Quand les socialistes essaient d’intervenir aux congrès tout en se tenant à une distance critique envers le parti, elles et ils risquent de négliger les opportunités qui viennent avec un engagement plus soutenu. Ils risquent aussi d’oublier qu’ils ont déjà plusieurs allié.es au sein du membership.
Ne pas oublier la centralité du travail local
Les courses à l’investiture représentent une opportunité d’influencer la composition du caucus. En principe, le parti peut refuser l’approbation de candidat.es pour des raisons idéologiques. En pratique, c’est assez rare. La course à l’investiture est une opportunité de recruter des bénévoles, de bâtir le membership de l’association locale, et d’identifier les gens qui peuvent jouer un rôle de leadership au niveau local. Ce qui est le plus important, c’est que les socialistes démontrent qu’ils sont capables de gagner des élections. Le travail de terrain doit mettre l’accent sur des éléments de plateforme qui peuvent avoir un impact réel sur la vie des gens, et bâtir la solidarité autour d’un projet de société. Si on sait comment mobiliser les gens et recueillir les fonds, et on est prêt à faire le travail acharné de parler aux électeurs du comté, le factionnalisme au niveau local a tendance à disparaître. C’est ainsi qu’on peut commencer à jouer un rôle de leadership dans le parti.
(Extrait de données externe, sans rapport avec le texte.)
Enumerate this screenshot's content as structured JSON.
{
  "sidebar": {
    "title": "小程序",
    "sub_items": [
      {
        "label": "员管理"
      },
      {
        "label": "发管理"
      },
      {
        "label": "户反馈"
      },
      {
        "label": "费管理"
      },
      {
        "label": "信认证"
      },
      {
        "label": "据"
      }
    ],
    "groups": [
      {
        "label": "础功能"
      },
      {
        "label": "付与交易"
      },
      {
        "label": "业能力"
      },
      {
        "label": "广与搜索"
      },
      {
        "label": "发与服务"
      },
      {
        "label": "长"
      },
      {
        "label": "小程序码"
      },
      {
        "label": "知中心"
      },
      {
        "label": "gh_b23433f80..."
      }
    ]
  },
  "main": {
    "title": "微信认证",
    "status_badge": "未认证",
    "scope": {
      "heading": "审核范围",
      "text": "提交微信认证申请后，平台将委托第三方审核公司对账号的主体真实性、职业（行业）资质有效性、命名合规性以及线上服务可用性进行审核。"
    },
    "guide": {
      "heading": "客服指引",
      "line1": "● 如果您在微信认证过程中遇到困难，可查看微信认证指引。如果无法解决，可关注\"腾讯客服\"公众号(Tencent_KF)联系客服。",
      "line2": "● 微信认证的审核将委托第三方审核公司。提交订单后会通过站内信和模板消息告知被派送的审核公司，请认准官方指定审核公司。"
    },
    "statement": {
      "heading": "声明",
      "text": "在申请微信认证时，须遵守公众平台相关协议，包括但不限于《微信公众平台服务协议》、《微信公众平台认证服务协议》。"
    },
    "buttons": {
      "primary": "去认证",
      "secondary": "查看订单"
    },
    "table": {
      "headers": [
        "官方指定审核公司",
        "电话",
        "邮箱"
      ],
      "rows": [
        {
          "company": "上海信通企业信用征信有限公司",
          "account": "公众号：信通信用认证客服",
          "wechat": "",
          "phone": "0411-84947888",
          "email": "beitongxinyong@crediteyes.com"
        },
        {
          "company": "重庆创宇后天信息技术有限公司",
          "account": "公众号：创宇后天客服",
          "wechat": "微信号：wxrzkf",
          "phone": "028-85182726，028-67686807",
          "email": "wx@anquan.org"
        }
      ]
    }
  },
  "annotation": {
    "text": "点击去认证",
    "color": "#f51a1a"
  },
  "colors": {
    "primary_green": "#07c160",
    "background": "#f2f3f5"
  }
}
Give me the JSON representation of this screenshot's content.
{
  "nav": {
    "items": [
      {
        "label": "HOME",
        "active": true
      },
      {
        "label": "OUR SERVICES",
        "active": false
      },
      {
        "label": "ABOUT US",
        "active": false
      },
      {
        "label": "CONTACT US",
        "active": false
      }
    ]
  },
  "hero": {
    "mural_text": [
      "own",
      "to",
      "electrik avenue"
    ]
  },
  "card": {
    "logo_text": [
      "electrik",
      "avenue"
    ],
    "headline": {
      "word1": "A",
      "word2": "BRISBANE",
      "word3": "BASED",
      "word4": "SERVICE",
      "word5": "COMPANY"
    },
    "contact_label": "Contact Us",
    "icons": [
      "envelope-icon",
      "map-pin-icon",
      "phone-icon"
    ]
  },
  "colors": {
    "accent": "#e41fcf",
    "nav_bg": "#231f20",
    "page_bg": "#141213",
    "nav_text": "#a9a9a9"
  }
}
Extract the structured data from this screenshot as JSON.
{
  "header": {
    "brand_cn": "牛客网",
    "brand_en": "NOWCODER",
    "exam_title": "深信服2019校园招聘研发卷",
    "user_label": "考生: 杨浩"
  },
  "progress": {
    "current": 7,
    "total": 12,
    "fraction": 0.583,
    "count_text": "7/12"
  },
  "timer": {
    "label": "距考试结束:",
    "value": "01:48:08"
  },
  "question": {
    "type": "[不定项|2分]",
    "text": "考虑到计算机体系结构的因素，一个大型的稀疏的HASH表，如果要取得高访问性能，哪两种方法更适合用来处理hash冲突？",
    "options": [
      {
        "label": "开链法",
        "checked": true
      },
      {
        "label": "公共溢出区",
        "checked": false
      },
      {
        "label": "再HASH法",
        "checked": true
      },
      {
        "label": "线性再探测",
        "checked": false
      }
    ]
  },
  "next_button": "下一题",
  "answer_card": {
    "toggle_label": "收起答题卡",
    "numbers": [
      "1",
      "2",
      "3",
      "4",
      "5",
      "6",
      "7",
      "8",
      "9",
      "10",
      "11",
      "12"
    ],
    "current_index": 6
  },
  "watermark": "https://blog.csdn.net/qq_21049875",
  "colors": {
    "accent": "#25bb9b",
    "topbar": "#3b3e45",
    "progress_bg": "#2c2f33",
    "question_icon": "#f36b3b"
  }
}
De plus, si un.e candidat.e socialiste trace prudemment sa propre voie un peu indépendante par rapport aux lignes de communications de la campagne centrale, il n’y a pas grand-chose que le centre peut faire, même si, ultimement, le chef et ses cadres détiennent beaucoup de pouvoir. Ce travail est plein de défis et de tensions. Mais peu importe les signaux mixtes, et peu importe l’hostilité réelle de certaines factions et de certains personnages qui entrent parfois en jeu, je pense que la porte est ouverte pour les socialistes.